Establishing internal compliance and governance mechanisms to inhibit unfair practices within companies is the most adopted practice currently (47%). While creating governance committees and instances that contribute to the organization’s integrity represents 33%.
ESG investments could reach $53 trillion by 2025.
Amid the pandemic, 77% of investors worldwide increased their investments in ESG.
Asset managers’ most observed ESG criteria are transparency (92%) and ethics (92%).
Highlights in the environmental aspect include the use of natural resources (76%), clean technology (71%), and pollution (71%). In the social realm, attention is drawn to human rights observance (73%).
Strategic actions for companies in each area
E – practice actions to preserve the planet, protecting natural resources;
S – ensure a non-toxic work environment, engaging in actions to reduce social inequality, such as diversity policies;
G – ensure the security of information and transactions, educating employees and monitoring processes to ensure company compliance.

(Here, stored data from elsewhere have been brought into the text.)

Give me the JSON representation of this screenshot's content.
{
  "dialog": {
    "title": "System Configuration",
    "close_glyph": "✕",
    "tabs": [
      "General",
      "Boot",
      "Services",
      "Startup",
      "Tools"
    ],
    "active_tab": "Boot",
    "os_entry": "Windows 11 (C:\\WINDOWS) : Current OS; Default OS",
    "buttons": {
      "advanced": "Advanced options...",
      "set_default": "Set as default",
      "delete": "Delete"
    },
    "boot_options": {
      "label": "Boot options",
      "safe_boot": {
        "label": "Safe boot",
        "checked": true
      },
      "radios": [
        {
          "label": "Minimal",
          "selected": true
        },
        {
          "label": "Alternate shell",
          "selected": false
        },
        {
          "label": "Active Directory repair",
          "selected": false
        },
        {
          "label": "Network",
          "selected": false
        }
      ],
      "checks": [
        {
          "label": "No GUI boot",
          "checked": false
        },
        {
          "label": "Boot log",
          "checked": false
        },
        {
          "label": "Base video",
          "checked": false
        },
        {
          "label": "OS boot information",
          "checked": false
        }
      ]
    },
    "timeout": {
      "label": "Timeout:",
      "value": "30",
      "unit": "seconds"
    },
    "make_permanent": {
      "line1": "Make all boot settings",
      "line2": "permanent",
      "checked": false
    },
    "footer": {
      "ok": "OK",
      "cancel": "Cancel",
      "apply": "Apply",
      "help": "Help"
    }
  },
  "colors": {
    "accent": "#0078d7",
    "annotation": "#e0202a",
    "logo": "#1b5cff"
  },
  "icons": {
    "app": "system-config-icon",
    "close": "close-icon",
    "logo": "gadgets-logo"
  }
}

Initiatives and Movements Promoting ESG
Global Compact: launched in 2000 by former UN Secretary-General Kofi Annan, the Global Compact calls on companies to align their strategies and operations with the Ten Principles in the areas of Human Rights, Labor, Environment, and Anti-Corruption and to develop actions that contribute to addressing society’s challenges. It is the world’s largest corporate sustainability initiative, with over 16,000 members in 160 countries. Those who join the Global Compact are responsible for contributing to achieving the 17 Sustainable Development Goals (SDGs).
SBTi (Science-Based Targets): this initiative is a collaboration between CDP, the United Nations Global Compact, the World Resources Institute, and WWF. It drives climate action in the private sector, enabling organizations to set emission reduction targets based on science that aligns with the Paris Agreement’s goals.
Sistema B: the global B Corp movement seeks to create a transformation ecosystem through companies in various economic sectors. A “B Corp” must have certification issued by B Lab, a nonprofit American entity. To obtain the certificate, companies are assessed in 5 main areas: governance, employees, customers, community, and the environment.
Despite the high popularity of the ESG theme, 69% of companies are not part of the ecosystem of initiatives related to this principle.